Whether it’s instantaneous diagnoses or simply making patients more directly responsible for their own wellbeing, there are plenty of things that are exciting about the tech-driven healthcare revolution. But one major question mark regarding individuals’ access to their health records is the issue of security and privacy — and how to put this into place in an affordable way.
According to a new piece of research, investigators at Binghamton University in New York think the best way to do it might be by using a patient’s own unique, distinctive heartbeat as a form of password.

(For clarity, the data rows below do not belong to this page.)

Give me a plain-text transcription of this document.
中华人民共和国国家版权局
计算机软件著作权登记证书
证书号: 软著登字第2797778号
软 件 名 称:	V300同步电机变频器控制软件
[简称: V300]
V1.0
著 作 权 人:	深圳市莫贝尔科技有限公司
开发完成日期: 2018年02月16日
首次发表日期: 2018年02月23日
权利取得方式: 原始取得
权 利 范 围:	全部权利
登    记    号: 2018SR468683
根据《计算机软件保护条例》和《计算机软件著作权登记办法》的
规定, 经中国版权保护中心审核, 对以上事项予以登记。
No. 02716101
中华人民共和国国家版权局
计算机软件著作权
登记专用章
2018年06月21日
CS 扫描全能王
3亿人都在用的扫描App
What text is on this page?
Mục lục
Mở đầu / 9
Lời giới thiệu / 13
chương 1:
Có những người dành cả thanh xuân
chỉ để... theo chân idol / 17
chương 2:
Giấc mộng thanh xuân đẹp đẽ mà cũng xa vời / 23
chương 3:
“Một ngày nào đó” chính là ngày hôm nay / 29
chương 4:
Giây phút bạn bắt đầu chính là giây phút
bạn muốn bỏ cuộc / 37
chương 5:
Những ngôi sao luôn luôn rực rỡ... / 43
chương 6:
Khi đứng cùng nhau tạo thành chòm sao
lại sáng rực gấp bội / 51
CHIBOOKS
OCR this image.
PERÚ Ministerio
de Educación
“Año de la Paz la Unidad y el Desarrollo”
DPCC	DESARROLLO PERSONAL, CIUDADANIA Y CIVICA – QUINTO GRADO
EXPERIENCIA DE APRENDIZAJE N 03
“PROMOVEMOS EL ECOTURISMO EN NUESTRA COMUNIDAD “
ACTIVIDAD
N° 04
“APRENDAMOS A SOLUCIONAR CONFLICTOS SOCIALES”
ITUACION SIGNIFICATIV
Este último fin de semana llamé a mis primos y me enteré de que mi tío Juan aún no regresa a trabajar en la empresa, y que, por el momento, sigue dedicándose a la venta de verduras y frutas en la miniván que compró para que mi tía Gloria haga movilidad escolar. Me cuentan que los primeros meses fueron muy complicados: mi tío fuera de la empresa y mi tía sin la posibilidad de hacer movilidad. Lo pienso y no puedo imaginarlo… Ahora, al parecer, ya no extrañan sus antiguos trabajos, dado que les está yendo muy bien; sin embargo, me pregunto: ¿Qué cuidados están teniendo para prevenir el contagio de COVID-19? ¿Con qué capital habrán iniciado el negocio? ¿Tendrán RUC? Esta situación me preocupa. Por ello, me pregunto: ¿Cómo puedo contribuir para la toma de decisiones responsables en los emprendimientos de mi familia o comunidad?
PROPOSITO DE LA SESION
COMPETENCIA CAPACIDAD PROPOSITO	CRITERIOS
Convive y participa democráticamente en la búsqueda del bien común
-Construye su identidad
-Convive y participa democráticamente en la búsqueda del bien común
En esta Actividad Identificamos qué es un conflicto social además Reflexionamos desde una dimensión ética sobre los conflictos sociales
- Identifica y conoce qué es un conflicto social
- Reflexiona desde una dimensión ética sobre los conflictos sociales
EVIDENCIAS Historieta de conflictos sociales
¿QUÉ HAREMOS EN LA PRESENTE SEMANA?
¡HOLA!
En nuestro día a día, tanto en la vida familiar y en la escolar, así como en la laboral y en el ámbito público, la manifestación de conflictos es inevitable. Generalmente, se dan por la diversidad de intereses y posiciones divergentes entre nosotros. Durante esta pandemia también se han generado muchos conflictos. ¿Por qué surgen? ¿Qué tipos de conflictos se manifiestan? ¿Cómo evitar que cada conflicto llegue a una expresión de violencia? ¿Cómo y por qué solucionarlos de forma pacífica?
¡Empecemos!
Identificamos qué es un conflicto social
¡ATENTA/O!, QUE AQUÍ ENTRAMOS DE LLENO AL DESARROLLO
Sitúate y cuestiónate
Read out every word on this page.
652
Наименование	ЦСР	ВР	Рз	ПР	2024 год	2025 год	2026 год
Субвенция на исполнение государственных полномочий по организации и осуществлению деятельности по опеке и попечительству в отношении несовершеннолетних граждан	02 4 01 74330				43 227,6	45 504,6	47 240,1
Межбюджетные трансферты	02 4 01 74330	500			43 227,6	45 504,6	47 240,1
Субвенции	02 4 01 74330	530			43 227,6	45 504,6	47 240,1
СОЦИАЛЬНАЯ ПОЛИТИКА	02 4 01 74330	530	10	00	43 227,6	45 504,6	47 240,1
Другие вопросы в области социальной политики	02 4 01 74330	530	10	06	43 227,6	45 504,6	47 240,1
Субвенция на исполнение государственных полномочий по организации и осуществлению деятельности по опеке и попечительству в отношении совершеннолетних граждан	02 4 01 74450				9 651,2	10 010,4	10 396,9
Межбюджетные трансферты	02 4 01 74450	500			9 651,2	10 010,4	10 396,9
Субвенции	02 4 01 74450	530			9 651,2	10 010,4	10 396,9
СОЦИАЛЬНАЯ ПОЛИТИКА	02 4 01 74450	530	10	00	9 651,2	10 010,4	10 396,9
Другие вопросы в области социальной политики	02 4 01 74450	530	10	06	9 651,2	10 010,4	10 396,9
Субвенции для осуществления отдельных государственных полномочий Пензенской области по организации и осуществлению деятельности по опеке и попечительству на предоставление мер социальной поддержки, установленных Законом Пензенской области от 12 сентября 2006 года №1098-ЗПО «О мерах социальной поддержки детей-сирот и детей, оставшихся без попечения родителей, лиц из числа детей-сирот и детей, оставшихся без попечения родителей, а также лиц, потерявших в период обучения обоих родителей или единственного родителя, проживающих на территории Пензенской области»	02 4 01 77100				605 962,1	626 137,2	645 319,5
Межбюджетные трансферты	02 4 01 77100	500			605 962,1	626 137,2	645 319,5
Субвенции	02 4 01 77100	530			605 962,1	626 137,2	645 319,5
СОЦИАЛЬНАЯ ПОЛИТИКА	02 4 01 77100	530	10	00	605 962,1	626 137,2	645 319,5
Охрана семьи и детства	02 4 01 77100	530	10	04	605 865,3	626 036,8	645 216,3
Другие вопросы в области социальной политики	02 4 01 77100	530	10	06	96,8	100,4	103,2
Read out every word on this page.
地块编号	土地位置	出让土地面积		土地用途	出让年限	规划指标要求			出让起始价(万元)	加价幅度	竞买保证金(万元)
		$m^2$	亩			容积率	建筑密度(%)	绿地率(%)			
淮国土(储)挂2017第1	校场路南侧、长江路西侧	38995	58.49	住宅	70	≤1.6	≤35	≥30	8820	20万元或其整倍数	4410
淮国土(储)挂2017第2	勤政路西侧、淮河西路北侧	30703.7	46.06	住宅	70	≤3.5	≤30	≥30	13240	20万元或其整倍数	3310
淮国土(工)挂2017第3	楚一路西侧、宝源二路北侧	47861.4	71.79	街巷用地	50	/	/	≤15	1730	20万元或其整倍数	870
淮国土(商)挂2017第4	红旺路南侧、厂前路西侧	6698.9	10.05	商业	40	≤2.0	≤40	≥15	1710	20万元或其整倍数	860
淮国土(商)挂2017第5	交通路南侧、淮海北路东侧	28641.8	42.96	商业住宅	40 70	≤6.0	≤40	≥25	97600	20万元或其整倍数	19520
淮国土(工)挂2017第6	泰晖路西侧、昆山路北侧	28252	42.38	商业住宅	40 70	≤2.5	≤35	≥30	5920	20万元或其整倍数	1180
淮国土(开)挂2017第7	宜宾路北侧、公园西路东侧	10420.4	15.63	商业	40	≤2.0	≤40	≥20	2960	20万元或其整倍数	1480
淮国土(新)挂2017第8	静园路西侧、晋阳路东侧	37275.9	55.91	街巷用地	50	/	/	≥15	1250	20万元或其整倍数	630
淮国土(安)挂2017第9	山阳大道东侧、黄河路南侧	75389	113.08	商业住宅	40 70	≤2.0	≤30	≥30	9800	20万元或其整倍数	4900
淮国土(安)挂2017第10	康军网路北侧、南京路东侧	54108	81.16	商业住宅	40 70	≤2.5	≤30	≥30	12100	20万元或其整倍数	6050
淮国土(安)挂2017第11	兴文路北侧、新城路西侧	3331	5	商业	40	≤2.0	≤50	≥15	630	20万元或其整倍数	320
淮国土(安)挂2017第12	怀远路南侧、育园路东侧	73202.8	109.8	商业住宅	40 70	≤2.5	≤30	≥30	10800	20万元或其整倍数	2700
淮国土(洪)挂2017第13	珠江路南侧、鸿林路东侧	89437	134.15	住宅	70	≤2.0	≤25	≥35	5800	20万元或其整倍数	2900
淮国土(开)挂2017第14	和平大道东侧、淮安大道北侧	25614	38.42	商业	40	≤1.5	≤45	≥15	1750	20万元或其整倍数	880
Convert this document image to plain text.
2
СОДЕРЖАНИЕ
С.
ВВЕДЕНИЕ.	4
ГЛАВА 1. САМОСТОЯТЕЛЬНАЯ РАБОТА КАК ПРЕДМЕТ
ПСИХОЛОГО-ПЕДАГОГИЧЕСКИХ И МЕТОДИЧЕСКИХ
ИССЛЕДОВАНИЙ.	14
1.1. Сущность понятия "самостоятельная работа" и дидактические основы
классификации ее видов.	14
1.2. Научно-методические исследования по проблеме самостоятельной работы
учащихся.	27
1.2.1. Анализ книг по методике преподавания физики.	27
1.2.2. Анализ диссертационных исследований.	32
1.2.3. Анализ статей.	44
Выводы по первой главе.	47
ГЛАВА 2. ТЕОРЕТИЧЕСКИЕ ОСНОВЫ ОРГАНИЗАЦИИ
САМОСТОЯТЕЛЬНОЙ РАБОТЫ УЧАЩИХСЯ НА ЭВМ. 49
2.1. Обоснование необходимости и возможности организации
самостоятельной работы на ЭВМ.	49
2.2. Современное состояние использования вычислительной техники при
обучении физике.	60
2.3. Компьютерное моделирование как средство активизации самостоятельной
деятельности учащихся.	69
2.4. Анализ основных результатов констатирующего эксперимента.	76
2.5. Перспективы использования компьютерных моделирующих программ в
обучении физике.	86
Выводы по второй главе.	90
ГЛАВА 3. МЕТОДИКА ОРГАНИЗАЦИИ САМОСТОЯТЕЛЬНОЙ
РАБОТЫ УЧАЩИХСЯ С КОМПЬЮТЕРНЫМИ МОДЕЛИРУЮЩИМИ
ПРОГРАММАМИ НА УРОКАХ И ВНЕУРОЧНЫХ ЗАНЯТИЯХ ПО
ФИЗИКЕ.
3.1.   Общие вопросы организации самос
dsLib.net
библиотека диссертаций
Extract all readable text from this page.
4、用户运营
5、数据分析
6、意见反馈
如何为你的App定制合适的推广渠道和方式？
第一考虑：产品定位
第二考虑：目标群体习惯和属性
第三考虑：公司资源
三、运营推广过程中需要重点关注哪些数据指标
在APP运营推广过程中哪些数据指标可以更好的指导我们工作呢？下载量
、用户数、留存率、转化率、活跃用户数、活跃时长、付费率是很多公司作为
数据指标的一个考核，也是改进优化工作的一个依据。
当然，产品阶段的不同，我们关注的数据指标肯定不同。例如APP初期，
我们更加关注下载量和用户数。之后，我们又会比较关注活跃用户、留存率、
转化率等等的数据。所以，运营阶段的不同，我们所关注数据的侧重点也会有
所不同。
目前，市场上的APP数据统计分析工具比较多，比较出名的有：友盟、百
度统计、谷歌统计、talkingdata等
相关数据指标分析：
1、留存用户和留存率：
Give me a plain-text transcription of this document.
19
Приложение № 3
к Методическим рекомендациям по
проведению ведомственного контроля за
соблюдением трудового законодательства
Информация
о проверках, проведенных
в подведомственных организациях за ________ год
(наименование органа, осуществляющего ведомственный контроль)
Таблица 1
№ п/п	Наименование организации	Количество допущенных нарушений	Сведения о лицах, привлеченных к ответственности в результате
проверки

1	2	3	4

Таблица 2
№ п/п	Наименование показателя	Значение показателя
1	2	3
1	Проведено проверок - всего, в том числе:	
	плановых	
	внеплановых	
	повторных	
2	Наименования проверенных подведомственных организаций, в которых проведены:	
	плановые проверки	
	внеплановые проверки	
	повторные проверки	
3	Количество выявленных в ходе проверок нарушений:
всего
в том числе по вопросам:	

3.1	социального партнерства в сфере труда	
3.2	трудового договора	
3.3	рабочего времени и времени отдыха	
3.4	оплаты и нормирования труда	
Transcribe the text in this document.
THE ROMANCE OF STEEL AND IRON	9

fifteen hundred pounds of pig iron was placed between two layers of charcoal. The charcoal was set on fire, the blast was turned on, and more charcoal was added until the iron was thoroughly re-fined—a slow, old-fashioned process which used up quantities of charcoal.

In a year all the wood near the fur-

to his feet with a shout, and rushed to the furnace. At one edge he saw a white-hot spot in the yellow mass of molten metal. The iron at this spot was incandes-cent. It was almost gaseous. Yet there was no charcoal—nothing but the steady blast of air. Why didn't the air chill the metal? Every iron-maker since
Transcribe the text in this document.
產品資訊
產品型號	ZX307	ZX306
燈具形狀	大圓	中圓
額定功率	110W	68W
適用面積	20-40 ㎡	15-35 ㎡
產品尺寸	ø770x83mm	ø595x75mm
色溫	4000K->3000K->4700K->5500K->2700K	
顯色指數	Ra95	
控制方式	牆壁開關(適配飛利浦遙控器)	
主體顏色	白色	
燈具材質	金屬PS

“The proposed solution applies one extra layer of security protection on patients’ health data collected from emerging wearable gadgets or mobile devices,” Zhanpeng Jin, assistant professor in the Department of Electrical and Computer Engineering, told Digital Trends. “The key goal is to reduce the computational overhead involved in protecting the sensitive personal health data.”
The idea revolves around the fact that, in many cases, electrocardiograms (ECGs) have been collected from patients for a clinical diagnostic purpose. As a result, there is the added possibility of reusing them as a security key for protection purposes with a minimum cost.
Accessing medical records could then be achieved by their rightful owner using a biosensor attached to the skin.
This isn’t the first time Jin has investigated the possibility of biometrics to establish a person’s identity. Previous work, which this current project builds on, involved reading a person’s unique “brain prints” to grant them access to computers or buildings. As Jin explained, ECG readings aren’t 100 percent perfect yet, but they could work effectively alongside another form of a password.
“Compared to existing biometric approaches, no matter the conventional fingerprint or the advanced brain print we proposed before, ECGs are more vulnerable to variations, which may be caused by individuals’ physical activities [or] mental states,” Jin said. “That’s also the reason that ECG hasn’t been widely adopted in identifying and authenticating individuals, as a standard biometric. [But] the unique nature of ECG can make it [valuable] as a perfect secondary authentication approach, especially for this telemedicine or mobile health domain, because ECG is one of most significant physiological signals that must be acquired for clinical purpose.”